Deployment and integration

This page covers common ways to run LLMRouter in production-like settings.

Two common deployment patterns

Use LLMRouter to pick model_name, and then call your model gateway/service yourself. This keeps secrets, retries, logging, and observability in one place.

  • Use llmrouter infer --route-only ... for a CLI workflow, or
  • Load a router in Python and call route_single directly

Pattern B: full inference through llmrouter infer

Let LLMRouter route and call the selected model via an OpenAI-compatible endpoint. This is the simplest end-to-end path, but you still need to manage API_KEYS and api_endpoint.

CLI-based inference

For a single query:

llmrouter infer --router knnrouter --config configs/model_config_test/knnrouter.yaml --query "Hello"

For batch inference:

llmrouter infer --router knnrouter --config configs/model_config_test/knnrouter.yaml   --input queries.jsonl --output results.jsonl --output-format jsonl

Use --route-only to skip API calls and return routing decisions only.

Python integration (load once, reuse)

If you are embedding LLMRouter in a service, load the router once at startup and reuse it across requests:

from llmrouter.cli.router_inference import load_router, route_query

router_name = "knnrouter"
router = load_router(router_name, "configs/model_config_test/knnrouter.yaml")
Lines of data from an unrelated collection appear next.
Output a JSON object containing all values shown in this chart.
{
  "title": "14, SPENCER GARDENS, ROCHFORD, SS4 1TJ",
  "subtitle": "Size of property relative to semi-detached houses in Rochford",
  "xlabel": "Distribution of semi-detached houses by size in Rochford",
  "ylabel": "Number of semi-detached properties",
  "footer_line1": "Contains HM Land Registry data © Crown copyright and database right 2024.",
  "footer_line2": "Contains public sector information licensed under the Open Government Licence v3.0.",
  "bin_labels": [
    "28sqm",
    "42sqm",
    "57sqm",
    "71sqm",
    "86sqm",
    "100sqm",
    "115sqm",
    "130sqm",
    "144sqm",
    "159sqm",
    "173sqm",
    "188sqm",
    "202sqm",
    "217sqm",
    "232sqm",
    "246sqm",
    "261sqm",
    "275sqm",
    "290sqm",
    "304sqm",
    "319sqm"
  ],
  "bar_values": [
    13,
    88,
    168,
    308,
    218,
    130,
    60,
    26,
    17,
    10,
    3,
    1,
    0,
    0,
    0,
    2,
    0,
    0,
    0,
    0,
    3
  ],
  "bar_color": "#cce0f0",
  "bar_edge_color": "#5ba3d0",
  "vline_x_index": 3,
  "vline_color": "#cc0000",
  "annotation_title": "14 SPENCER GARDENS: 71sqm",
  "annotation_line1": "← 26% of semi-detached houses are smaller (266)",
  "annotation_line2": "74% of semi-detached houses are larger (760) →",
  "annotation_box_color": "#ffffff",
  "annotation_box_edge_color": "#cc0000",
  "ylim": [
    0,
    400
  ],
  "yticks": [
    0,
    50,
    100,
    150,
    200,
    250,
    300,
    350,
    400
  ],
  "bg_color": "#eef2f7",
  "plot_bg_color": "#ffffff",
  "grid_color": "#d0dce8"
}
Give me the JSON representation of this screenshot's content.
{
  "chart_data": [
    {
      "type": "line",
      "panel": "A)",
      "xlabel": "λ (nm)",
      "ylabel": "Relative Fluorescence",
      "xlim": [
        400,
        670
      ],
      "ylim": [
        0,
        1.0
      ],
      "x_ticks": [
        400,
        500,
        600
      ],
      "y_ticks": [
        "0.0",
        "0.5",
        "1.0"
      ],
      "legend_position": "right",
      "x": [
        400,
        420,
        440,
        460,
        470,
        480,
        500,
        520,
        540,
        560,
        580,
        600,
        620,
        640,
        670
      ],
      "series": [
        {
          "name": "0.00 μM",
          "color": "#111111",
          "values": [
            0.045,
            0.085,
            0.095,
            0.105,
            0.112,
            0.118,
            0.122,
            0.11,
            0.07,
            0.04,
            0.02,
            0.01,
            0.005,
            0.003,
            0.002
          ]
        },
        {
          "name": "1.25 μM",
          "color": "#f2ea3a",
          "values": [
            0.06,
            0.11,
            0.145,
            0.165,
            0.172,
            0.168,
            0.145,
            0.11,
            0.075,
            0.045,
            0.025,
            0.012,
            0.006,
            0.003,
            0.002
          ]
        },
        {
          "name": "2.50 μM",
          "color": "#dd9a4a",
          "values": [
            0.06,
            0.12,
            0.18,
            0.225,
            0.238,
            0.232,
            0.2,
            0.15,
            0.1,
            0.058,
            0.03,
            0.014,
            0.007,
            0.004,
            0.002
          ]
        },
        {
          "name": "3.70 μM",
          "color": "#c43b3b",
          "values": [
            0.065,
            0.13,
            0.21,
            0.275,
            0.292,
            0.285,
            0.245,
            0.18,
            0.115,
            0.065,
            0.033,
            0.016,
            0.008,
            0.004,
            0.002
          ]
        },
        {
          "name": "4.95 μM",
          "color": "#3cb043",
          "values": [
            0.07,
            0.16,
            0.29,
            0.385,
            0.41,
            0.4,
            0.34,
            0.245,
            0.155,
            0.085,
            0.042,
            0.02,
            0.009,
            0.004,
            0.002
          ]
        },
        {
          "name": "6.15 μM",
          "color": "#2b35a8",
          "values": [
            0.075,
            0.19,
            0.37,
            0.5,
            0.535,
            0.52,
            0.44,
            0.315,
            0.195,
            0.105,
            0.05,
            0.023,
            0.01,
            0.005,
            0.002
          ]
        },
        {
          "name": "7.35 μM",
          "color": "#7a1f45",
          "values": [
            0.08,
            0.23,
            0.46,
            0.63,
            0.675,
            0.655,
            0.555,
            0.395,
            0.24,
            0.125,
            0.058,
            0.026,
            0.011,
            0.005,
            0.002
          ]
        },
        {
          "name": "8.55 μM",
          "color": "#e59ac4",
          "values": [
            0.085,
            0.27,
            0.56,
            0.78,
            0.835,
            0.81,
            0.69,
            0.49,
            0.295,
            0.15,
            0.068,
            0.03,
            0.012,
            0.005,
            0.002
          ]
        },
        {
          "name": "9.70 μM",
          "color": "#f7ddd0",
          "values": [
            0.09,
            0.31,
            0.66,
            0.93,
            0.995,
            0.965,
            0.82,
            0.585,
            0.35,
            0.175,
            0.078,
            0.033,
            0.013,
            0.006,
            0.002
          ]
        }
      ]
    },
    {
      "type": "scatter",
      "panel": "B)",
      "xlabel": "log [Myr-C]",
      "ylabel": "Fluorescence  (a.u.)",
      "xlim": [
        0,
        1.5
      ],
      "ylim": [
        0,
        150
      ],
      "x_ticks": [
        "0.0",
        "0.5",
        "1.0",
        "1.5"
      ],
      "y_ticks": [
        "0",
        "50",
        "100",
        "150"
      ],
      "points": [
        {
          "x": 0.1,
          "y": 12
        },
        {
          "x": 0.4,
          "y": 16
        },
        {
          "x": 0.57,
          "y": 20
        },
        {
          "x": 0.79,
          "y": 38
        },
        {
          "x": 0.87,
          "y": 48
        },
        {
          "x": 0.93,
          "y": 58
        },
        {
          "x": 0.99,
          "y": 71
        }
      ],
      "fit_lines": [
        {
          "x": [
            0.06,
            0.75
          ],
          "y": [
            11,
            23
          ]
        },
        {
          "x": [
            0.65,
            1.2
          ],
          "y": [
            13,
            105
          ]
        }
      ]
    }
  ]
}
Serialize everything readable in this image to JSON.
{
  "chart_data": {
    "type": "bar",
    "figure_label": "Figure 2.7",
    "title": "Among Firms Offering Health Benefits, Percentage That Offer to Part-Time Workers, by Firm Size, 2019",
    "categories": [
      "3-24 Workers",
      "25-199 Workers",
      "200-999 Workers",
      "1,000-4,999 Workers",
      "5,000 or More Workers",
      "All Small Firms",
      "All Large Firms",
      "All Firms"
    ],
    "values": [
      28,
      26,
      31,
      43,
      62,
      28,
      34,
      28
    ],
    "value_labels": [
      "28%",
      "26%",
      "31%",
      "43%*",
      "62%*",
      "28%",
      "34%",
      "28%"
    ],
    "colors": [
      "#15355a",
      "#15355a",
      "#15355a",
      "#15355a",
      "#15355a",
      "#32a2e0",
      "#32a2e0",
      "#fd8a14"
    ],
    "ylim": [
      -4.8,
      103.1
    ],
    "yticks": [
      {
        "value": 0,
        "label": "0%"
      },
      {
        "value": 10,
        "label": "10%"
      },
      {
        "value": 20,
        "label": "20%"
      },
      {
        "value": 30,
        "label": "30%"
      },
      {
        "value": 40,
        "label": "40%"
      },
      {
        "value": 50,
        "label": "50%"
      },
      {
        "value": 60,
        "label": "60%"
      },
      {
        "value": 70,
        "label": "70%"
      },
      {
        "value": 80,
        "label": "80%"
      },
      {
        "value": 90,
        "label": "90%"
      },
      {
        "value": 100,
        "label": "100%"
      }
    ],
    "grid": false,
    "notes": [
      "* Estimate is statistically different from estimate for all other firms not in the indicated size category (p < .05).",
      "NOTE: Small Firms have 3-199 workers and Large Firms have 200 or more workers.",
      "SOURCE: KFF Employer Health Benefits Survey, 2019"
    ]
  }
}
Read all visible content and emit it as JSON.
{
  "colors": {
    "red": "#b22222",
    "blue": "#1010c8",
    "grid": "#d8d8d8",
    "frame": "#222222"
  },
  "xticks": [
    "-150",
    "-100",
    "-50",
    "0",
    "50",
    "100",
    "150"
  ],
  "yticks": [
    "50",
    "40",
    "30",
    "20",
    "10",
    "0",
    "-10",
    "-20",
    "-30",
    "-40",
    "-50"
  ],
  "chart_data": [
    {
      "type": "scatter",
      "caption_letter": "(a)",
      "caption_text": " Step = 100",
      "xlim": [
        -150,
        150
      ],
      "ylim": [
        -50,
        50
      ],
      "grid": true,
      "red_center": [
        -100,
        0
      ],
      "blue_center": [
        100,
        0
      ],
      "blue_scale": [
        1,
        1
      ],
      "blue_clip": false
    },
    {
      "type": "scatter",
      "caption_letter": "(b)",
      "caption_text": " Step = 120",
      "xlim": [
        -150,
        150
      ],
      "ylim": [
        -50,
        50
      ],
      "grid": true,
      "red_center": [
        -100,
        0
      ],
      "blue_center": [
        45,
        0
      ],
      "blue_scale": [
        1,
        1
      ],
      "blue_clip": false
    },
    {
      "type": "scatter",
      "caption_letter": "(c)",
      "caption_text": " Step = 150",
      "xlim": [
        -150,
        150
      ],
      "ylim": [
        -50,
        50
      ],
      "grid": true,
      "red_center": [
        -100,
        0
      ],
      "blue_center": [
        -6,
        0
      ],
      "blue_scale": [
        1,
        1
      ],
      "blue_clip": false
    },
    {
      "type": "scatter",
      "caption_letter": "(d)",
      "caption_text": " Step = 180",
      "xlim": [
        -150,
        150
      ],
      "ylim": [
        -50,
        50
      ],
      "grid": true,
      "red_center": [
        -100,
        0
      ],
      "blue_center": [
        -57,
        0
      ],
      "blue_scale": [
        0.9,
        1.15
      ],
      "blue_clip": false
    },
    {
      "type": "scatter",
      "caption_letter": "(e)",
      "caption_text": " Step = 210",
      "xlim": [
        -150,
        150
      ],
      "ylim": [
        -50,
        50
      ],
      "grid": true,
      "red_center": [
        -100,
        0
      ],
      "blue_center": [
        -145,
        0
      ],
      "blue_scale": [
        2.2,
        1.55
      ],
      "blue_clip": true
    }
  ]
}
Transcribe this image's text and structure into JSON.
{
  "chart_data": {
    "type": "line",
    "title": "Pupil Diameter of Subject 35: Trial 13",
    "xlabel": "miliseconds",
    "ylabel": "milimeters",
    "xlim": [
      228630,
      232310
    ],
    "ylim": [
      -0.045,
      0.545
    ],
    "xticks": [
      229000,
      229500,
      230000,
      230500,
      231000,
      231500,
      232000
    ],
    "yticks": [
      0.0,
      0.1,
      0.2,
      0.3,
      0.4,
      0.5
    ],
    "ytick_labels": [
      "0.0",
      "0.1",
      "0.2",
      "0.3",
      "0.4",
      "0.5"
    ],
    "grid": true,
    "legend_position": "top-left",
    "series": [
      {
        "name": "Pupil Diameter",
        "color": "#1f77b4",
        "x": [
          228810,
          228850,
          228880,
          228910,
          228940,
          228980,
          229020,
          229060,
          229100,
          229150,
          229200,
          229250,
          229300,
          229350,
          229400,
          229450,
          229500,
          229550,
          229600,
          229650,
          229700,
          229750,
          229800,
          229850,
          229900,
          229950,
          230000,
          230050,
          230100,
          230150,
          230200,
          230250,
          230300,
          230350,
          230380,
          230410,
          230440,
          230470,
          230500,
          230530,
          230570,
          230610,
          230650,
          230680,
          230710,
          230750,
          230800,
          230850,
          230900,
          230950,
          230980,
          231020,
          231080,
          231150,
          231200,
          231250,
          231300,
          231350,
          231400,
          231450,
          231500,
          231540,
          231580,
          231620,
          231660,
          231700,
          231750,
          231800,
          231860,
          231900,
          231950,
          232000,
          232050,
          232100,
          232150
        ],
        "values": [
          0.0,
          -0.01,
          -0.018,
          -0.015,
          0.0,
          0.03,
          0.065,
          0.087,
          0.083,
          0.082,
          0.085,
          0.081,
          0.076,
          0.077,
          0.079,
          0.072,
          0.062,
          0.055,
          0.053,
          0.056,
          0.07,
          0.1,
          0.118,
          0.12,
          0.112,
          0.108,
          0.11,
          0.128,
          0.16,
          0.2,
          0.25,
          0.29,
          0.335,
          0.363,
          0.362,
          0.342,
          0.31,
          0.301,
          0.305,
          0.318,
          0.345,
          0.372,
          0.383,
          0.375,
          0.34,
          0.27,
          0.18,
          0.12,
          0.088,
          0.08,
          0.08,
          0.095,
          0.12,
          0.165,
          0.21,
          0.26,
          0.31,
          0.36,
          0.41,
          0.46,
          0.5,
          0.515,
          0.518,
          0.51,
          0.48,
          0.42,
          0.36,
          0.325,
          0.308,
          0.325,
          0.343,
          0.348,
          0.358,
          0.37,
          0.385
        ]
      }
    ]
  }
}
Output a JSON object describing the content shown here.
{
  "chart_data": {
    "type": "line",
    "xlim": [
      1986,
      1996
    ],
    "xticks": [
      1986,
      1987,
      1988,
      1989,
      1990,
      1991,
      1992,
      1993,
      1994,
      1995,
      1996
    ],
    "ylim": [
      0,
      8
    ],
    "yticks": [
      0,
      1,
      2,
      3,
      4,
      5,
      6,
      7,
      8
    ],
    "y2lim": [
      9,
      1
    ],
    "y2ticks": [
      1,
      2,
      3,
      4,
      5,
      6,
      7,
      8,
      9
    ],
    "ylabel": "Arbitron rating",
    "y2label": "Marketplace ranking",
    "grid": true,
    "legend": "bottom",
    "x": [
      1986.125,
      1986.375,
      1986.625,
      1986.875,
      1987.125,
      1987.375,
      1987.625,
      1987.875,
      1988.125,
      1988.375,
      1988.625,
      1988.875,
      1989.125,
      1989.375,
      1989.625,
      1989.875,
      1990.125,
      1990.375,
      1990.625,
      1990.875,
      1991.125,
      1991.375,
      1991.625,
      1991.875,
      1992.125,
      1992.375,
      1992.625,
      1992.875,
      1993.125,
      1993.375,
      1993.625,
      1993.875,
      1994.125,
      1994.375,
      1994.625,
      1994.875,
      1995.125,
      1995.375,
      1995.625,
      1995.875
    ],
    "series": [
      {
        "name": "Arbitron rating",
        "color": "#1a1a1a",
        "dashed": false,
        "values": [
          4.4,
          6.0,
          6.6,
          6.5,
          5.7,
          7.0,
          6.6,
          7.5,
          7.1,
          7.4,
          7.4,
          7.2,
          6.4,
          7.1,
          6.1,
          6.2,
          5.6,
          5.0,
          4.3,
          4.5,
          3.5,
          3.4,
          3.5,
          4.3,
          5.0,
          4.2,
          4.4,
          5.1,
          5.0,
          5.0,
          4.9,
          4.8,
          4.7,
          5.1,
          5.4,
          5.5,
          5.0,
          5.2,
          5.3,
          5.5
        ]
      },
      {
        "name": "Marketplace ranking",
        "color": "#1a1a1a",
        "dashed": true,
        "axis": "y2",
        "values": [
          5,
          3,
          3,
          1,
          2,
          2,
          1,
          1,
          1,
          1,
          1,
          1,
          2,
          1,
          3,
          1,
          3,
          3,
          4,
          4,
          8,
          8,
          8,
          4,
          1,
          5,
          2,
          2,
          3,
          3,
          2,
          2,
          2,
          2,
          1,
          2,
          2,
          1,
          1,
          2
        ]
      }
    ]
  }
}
result = route_query("Explain transformers.", router, router_name)
print(result["model_name"])

To perform full inference inside Python, use infer_query (requires API_KEYS and api_endpoint):

from llmrouter.cli.router_inference import infer_query

result = infer_query("Explain transformers.", router, router_name)
print(result["response"])

Chat UI

LLMRouter includes a Gradio-based chat UI:

llmrouter chat --router knnrouter --config configs/model_config_test/knnrouter.yaml

API credentials and endpoints

  • Configure api_endpoint in your YAML config to point to your LLM endpoint.
  • Set API_KEYS in the environment for call_api.
  • Single key: API_KEYS=your-key
  • Multiple keys: API_KEYS='["key1", "key2"]'

call_api rotates across keys in a round-robin fashion.

Scaling notes

  • Multi-process deployments: each process maintains its own API key rotation counters.
  • Route-only is the safest way to scale quickly since it avoids external calls.

Service integration

If you are embedding LLMRouter in a service: - Load the router once and reuse it across requests. - Consider using llmrouter.cli.router_inference.load_router to load from config. - Keep config, data, and model artifacts versioned together.

Operational tips

  • Validate configs in CI by running llmrouter list-routers and a small --route-only test.
  • Prefer batch inference for large offline jobs.
  • Tune --temp and --max-tokens for your latency and cost targets.